What about division? $$\begin{align*}&\frac{a+bi}{c+di} \\ &= \frac{(a+bi)(c-di)}{(c+di)(c-di)} \\ &= \frac{ac+bci-adi-bdi^2}{c^2-(di)^2} \\ &= \frac{(ac+bd)+(bc-ad)i}{c^2+d^2} \\ &= \left(\frac{ac+bd}{c^2+d^2}\right)+\left(\frac{bc-ad}{c^2+d^2}\right)i\end{align*}$$

This looks like it works, but we should worry about whether the denominator is zero. Since $c$ and $d$ are real numbers, their squares are nonnegative, so $c^2+d^2$ could only be zero if we had $c=d=0$. But that would make the original denominator $c+di=0+0i=0$. We don't expect division by zero to work, so division of these numbers works fine whenever it should.

Answer 4

The definition is "right" because it makes it into a complete minimal field extension of the real numbers that makes every polynomial with real coefficients have a solution.

Answer 5

This might not be the exact reason why they are defined this way (there might be many reasons, in fact), but it is sometimes useful to think of complex numbers as objects that are analogous to 2 dimensional vectors. We could define:

$f:\mathbb{C}\rightarrow\mathbb{R}^2$

such that $f(z)=(a,b)$ where $z=a+bi\in\mathbb{C}$ and $(a,b)\in\mathbb{R}^2$.

Hence the real and imaginary parts play the role of cartesian coordinates.

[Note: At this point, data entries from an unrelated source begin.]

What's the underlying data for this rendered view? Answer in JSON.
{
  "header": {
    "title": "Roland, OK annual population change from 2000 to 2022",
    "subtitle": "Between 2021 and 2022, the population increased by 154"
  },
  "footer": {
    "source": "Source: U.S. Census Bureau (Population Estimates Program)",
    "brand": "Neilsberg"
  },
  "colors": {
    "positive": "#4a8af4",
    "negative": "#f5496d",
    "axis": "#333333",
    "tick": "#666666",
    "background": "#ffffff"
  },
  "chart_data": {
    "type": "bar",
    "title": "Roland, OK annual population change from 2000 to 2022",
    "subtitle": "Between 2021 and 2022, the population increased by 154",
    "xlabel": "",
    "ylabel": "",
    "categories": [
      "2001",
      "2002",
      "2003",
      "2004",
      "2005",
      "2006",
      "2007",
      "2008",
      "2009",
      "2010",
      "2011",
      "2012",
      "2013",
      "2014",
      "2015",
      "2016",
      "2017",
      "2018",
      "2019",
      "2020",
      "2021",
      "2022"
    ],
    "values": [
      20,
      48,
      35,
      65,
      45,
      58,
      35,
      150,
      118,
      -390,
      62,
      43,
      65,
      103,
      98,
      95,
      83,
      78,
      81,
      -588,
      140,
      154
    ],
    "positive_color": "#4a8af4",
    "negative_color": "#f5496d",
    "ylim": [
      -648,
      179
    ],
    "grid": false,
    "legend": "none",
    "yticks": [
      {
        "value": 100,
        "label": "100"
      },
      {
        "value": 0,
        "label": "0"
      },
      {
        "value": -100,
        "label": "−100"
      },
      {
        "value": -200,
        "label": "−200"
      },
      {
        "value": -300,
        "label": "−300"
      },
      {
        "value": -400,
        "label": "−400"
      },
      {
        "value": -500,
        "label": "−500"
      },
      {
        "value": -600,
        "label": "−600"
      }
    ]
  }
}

It is also a well-known fact that every complex numbers can be rewritten in polar form such that $z=re^{i\theta}$, where $r$ is the modulus of the vector and $\theta$ its orientation. In fact this form is another way to define complex numbers.

Answer 6

$C$ is the algebraic closure of $R$. That is all polynomials with real coefficients(even complex ones) split in $C[x]$. And $C$ is the smallest extension of $R$ with this property.